次に、行先表示機が設置されることにより、利用客が行先を間違えたり、目的の駅を通過してしまったり、通過列車に気付かずにホームぎりぎりを通行することにより、急停車して遅延が発生するといったことを減少させることができます。そのため、事故や遅延の減少やホームの利便性の向上、そして、人々の印象も変わっていくのではないでしょうか。
(2)その他の接客面を良くする
これは、切符や車内設備など、駅の設備以外のことで競合力を高めるというもので、挙げられる例としては、いま、京急の中では作られていない1日フリーパスを作成する、あるいは競合路線であるJRの普通車には配備されていないフリーWi-Fiを導入することも考えられると思います。
5.まとめ
以上で示しました通り、京急において必要な改善点は、①悪質な駅設備を改善する、②車内設備や切符など、①以外の設備を改善する、の2つがあると思います。切符改善は別としても、車内設備改善や駅設備改善の工事にはとても長い年月と莫大な費用がかかるものと思われますが、駅設備なら次回の駅更新工事で、車両ならこれから製造する新型車両や車両点検の際に設備をつけていけば着実に進めることができると思うので、どちらにしても利用者の増加はある程度見込むことができるものと思われます。京急も、そろそろ伝統的な方法から脱する必要がある時期になってきているでしょう。

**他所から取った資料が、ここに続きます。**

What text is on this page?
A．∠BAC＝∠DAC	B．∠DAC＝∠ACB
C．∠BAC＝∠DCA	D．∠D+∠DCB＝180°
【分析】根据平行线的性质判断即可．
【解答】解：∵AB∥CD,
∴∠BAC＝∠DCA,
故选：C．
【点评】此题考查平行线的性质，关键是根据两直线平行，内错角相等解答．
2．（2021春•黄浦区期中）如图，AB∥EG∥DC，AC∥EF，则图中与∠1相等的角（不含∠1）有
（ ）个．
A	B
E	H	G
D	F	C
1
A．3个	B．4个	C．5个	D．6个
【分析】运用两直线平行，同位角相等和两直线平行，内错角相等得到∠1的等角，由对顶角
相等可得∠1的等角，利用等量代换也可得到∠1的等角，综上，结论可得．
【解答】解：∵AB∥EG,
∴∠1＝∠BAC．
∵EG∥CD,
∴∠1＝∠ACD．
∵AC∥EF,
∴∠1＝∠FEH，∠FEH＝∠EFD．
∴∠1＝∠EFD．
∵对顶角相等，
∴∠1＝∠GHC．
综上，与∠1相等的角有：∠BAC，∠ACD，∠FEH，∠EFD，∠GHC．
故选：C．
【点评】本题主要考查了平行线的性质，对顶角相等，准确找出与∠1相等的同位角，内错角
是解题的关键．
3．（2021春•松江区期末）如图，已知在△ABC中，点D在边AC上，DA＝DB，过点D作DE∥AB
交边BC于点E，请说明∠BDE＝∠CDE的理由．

ただ、徐々にではありますが、京急の車内にもディスプレイが設置されてきており、設備改善は行われてきているようです。また、京急鶴見駅、京急東神奈川駅、平和島駅、日ノ出町駅、追浜駅、汐入駅の6駅において2021年中にホームドアが設置される計画となっており、ホームドア設置駅数は今後も増えていくようです。これをきっかけに、京急が改新事業を推し進めていくことが必要になってくれればと思います。
6.おわりに
今回の研究はいかがだったでしょうか。初めての研究だったこともあり、短く、言いたいことが曖昧で、満足のいく研究を書くことはできませんでしたが、これから回数を重ねるうちに良い研究を書くことができるよう、精進してまいります。最後までお読みいただき、ありがとうございました!
7.参考文献
・京浜急行電鉄ホームページ
https://www.keikyu.co.jp/
・PRESIDENT Online
https://president.jp/
おことわり:Web公開のため一部表現を変更させていただきました。掲載されている情報は研究公開当時のものです。現在とは若干異なる場合があります。